Vraiment tous les ingrédients pour une rentrée brûlante !
(Michel Lepinay, Paris Normandie, 6 septembre)

Mais avec quel enjeu ?

I. L’avenir de Nicolas Sarkozy et de son quinquennat

Pour la plupart de nos éditorialistes régionaux, le principal enjeu de cette mobilisation est… le sort du quinquennat sarkozien, la trace qu’il laissera dans l’histoire, l’image de Nicolas Sarkozy que conservera la mémoire collective… et, naturellement, ses chances de réélection en 2012 – puisque, comme le dit Philippe Waucampt, dans Le Républicain Lorrain du 6 septembre, la réforme des retraites, « la dernière avant la présidentielle [...] donnera le signal de la campagne » !

Quelques exemples ?

S’il sort sans dommages de cette journée, Nicolas Sarkozy pourra se targuer d’avoir fait taire tous les clivages dans son camp
(La Montagne, Daniel Ruiz, 6 septembre).

Un coup de tonnerre suffit parfois à dégager le ciel. Pour Nicolas Sarkozy s’ouvre une semaine à hauts risques […]. Si le président passe sans trop d’encombres ce moment clé, il pourra, après avoir remanié le gouvernement, “ne plus faire que de la politique” en vue de 2012.
(L’Est Républicain, Rémi Godeau, 6 septembre).

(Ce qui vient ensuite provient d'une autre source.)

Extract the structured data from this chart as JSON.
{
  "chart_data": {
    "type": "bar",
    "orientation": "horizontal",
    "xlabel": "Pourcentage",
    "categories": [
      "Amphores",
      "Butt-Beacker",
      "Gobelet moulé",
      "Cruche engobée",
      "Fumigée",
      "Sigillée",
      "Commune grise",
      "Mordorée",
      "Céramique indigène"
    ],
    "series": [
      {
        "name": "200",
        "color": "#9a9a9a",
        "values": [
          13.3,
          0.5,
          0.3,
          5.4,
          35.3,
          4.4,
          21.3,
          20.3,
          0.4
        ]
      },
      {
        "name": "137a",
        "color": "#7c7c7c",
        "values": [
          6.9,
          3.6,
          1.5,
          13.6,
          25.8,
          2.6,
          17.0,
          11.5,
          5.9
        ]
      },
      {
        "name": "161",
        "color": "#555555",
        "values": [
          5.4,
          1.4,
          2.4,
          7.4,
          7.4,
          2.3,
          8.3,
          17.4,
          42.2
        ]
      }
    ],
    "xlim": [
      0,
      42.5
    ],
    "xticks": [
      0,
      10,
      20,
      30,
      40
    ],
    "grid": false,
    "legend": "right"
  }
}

Face à cela, Nicolas Sarkozy joue gros lui aussi […]. Il n’est donc pas question d’échouer sur cette réforme devant servir à fixer l’électorat de droite à l’orée de la mère de toutes les élections. D’autant que la crainte grandit dans la majorité d’un 21 avril à l’envers. Autrement dit d’un second tour confrontant le – ou la – candidat(e) socialiste à celui – ou celle – du Front National.
(Le Républicain Lorrain, Philippe Waucampt, 6 septembre).

Nous y sommes. Cette rentrée 2010 est un moment clé du quinquennat de Nicolas Sarkozy. Et cette semaine qui s’ouvre en est la configuration la plus flagrante […] Le président de la République entend imprimer sa marque en mettant en place une réforme sur laquelle tous les gouvernements depuis des années se sont cassé les dents. S’il devait échouer, lui aussi, son électorat, déjà miné par le doute (…) lui en tiendrait fatalement rigueur.
(La Nouvelle République du Centre-Ouest, Hervé Cannet, 6 septembre).

Le dossier des retraites est une superbe opportunité pour Nicolas Sarkozy de se refaire une santé en ressoudant sa majorité autour de sa fermeté. De décrocher le brevet de bravoure dont il rêve pour entamer la prochaine campagne présidentielle.
(Ouest-France, Paul Burel, 8 septembre).

Nicolas Sarkozy, au plus bas dans les sondages, et s’attaquant ici au plus grand des totems de la gauche, joue ni plus ni moins sa crédibilité pour le reste du quinquennat et, peut-être même, pour un éventuel second mandat.
(L’Est-Eclair, Patrick Planchenault, 8 septembre).

Toutefois, en montant en première ligne plutôt que de laisser François Fillon annoncer les dites mesures, Nicolas Sarkozy prend un risque. Celui de transformer les manifestations des prochaines semaines en référendum contre sa politique et sa personne. Or, l’adoption de cette réforme conditionne les chances de sa réélection. Elle sera en effet décisive car l’image de réformateur du chef de l’État est en jeu.
(Le Télégramme, Hubert Coudurier, 9 septembre).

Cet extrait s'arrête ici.